Well what a very charming day we've had! This morning Abbie and Tina came up to Highgate and, after grabbing a few takeaway cups of tea from the little orange-fronted cafe below our house, we jumped in a car and sailed up the M1 to Hitchin.

We picked Julie up from the train station there and drove to the neighbouring village of Ickleford where there is a lavender farm. We caught it on the last day of the season, which has apparently been quite a bad one this year due to a very wet May.

The joy of the Hitchin Lavender Farm is that you pay £4.50, they hand you a bag and some scissors, and you can go along the rows of lavender in an enormous field picking as much as you want. It's a really rather pleasurable and peaceful experience. The smell of the flowers fills your lungs, and you walk through clouds of very happy bees looking out across the Hertfordshire countryside. When the season is at its height the aroma is apparently overwhelming, and everything is purple as far as the eye can see. It wasn't quite like that today, but there was certainly enough lavender to more than fill our bags.

Nathan also managed to fill his beard with lavender stems! He looked rather fetching, and the flowers stayed put in his beard all day. They're still there now. I think flowers work rather well in a big bushy beard. It sounds rather eccentric, and it probably is, but I think he looks very cool and bohemian, particularly now that he's just finished knitting a big slouchy hat, which came off the needles and went onto his bonce as I was driving there this morning.

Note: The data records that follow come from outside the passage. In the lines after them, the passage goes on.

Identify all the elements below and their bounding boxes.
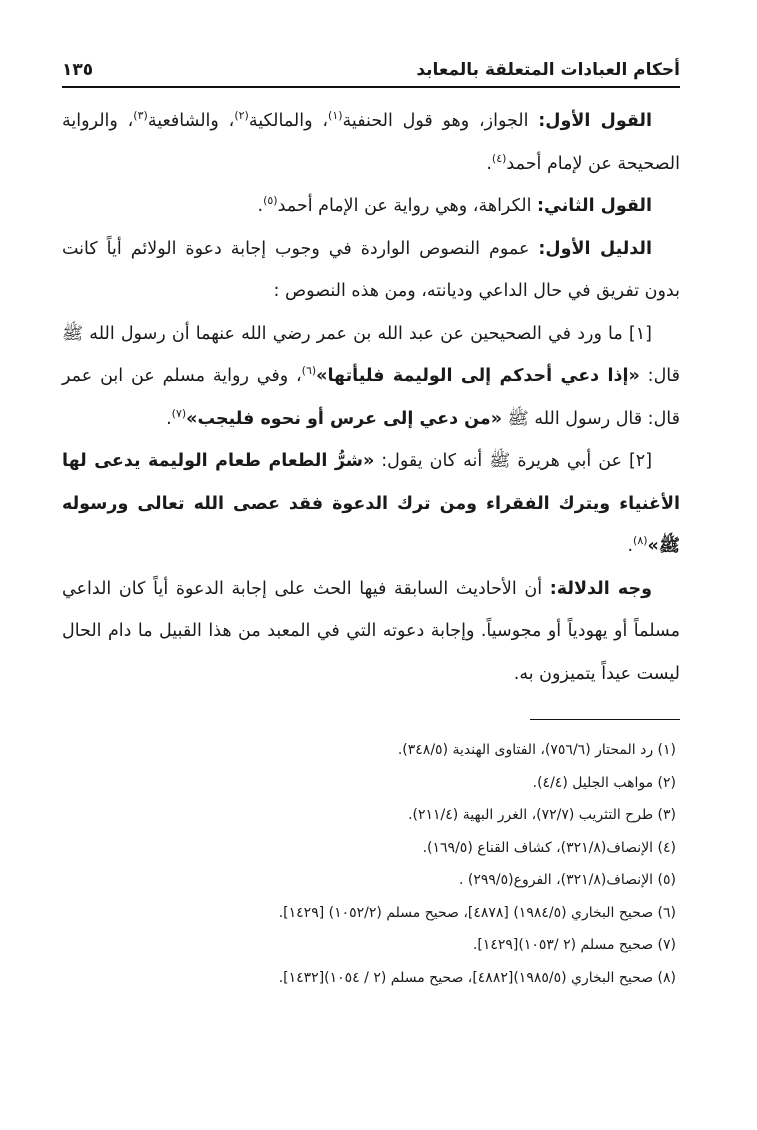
document-page [62,48,680,994]
paragraph-inference [62,568,680,696]
footnote: (٦) صحيح البخاري (١٩٨٤/٥) [٤٨٧٨]، صحيح مسلم (١٠٥٢/٢) [١٤٢٩]. [278,904,676,921]
footnote-ref-3: (٣) [133,109,148,123]
text: . [257,196,264,216]
footnote-ref-4: (٤) [491,151,507,165]
footnote-ref-8: (٨) [633,534,648,548]
footnote: (١) رد المحتار (٧٥٦/٦)، الفتاوى الهندية (٣٤٨/٥). [397,742,676,758]
footnote: (٣) طرح التثريب (٧٢/٧)، الغرر البهية (٢١١/٤). [408,807,676,823]
footnote: (٢) مواهب الجليل (٤/٤). [532,774,676,791]
text: [٢] عن أبي هريرة ﷺ أنه كان يقول: [374,451,653,471]
paragraph-second-opinion [62,185,680,228]
paragraph-first-opinion [62,100,680,185]
text: ، والمالكية [248,111,329,131]
footnote: (٧) صحيح مسلم (٢ /١٠٥٣)[١٤٢٩]. [472,937,676,953]
text: ، والشافعية [147,111,235,131]
footnote-ref-5: (٥) [263,194,278,208]
paragraph-first-evidence [62,228,680,313]
page-number: ١٣٥ [62,60,94,80]
text: . [166,408,172,429]
text: ، وفي رواية مسلم عن ابن عمر قال: قال رسول الله ﷺ [62,366,680,429]
footnote: (٥) الإنصاف(٣٢١/٨)، الفروع(٢٩٩/٥) . [458,872,676,888]
label-inference: وجه الدلالة: [549,578,652,599]
text: [١] ما ورد في الصحيحين عن عبد الله بن عمر رضي الله عنهما أن رسول الله ﷺ قال: [62,323,680,386]
footnote-divider [530,719,680,720]
label-first-opinion: القول الأول: [538,111,653,131]
footnote: (٨) صحيح البخاري (١٩٨٥/٥)[٤٨٨٢]، صحيح مسلم (٢ / ١٠٥٤)[١٤٣٢]. [278,969,676,986]
footnote: (٤) الإنصاف(٣٢١/٨)، كشاف القناع (١٦٩/٥). [422,839,676,856]
text: الكراهة، وهي رواية عن الإمام أحمد [277,196,538,216]
footnote-ref-1: (١) [328,109,343,123]
running-title: أحكام العبادات المتعلقة بالمعابد [416,60,680,80]
text: الجواز، وهو قول الحنفية [342,111,539,131]
label-second-opinion: القول الثاني: [537,196,652,216]
text: . [627,536,634,556]
label-first-evidence: الدليل الأول: [538,238,652,259]
paragraph-hadith-2 [62,440,680,568]
text: ، والرواية الصحيحة عن لإمام أحمد [62,111,680,174]
footnote-ref-7: (٧) [171,406,187,420]
body-text [62,100,680,695]
footnote-ref-2: (٢) [234,109,249,123]
hadith-quote-1: «إذا دعي أحدكم إلى الوليمة فليأتها» [316,366,640,386]
text: أن الأحاديث السابقة فيها الحث على إجابة الدعوة أياً كان الداعي مسلماً أو يهودياً أو مجوسياً. وإجابة دعوته التي في المعبد من هذا القبيل ما دام الحال ليست عيداً يتميزون به. [62,578,680,684]
paragraph-hadith-1 [62,313,680,441]
text: عموم النصوص الواردة في وجوب إجابة دعوة الولائم أياً كانت بدون تفريق في حال الداعي وديانته، ومن هذه النصوص : [62,238,680,301]
hadith-quote-3: «شرُّ الطعام طعام الوليمة يدعى لها الأغنياء ويترك الفقراء ومن ترك الدعوة فقد عصى الله تعالى ورسوله ﷺ» [62,451,680,556]
text: . [486,153,492,174]
page-header [62,48,680,88]
footnotes [62,734,680,994]
hadith-quote-2: «من دعي إلى عرس أو نحوه فليجب» [186,408,503,429]
footnote-ref-6: (٦) [301,364,317,378]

After we'd filled our bags with flowers, we sat outside the lovely on-site cafe and gorged ourselves on delicious tea and cakes before buying some pots of lavender which I'm hoping to plant under the tree in our garden to encourage bees. I want bees in abundance.

We dropped Julie off at the station and drove back into town, parking by the British museum, where we said goodbye to Tina. Abbie, Nathan and I walked along Endell Street specifically to get bags of chips from the legendary Rock and Sole Plaice (see what they did there?) I still maintain these chips are the best chips in London. They're enormously fat - almost an inch across and a good half-centimetre thick. They're a great treat to have whilst walking through Covent Garden.

We met Jack Reitman from the first cast of Brass on Waterloo Bridge and wandered down to the Embankment directly opposite the OXO building, where the crowning glory of the Great Fire of London anniversary celebrations was taking place. I don't know who comes up with these ideas, but this one was every bit as exciting as the poppies at the Tower of London.

Someone, God knows whom, had built a 400 ft long replica of the City of London as it looked before the fire in 1666. The replica city was placed on an industrial barge in the middle of the Thames and, at 8.30pm, they set fire to it. For the next forty five glorious minutes we stood and watched London burn. It was an astonishing sight. Little explosions saw building after building burst into flames. Churches. Town houses. Halls. The fire spread West and then back East again, just as the real fire had traveled. The crowd sang London's Burning and cheered as steeples became engulfed and collapsed into the flames. The old St Paul's went up like a Christmas tree. The air filled with little specks of flame, which Pepys would have called "fire drops." It was a deeply moving experience and I was instantly reminded of Pepys' account of his trip to a tavern on the south side of the Thames where he sat and watched London burn: "in corners and upon steeples and between churches and houses as far as we could see up the hill of the City. Horrid and malicious bloody flame."

Pepys wrote about great arcs of fire and we saw them tonight. We heard the snapping of the flames "a horrid noise the flames made and the crackle of the houses at their ruine" and felt the heat of the fire, "all over the Thames with your face in the wind you were almost burned with a shower of fire drops." I can't begin to explain how impressive it all was and how grateful I was to Abbie for suggesting that we went.

Believe it or not, this is a photograph and not a painting. Nathan took it on his phone. How astounding is that?!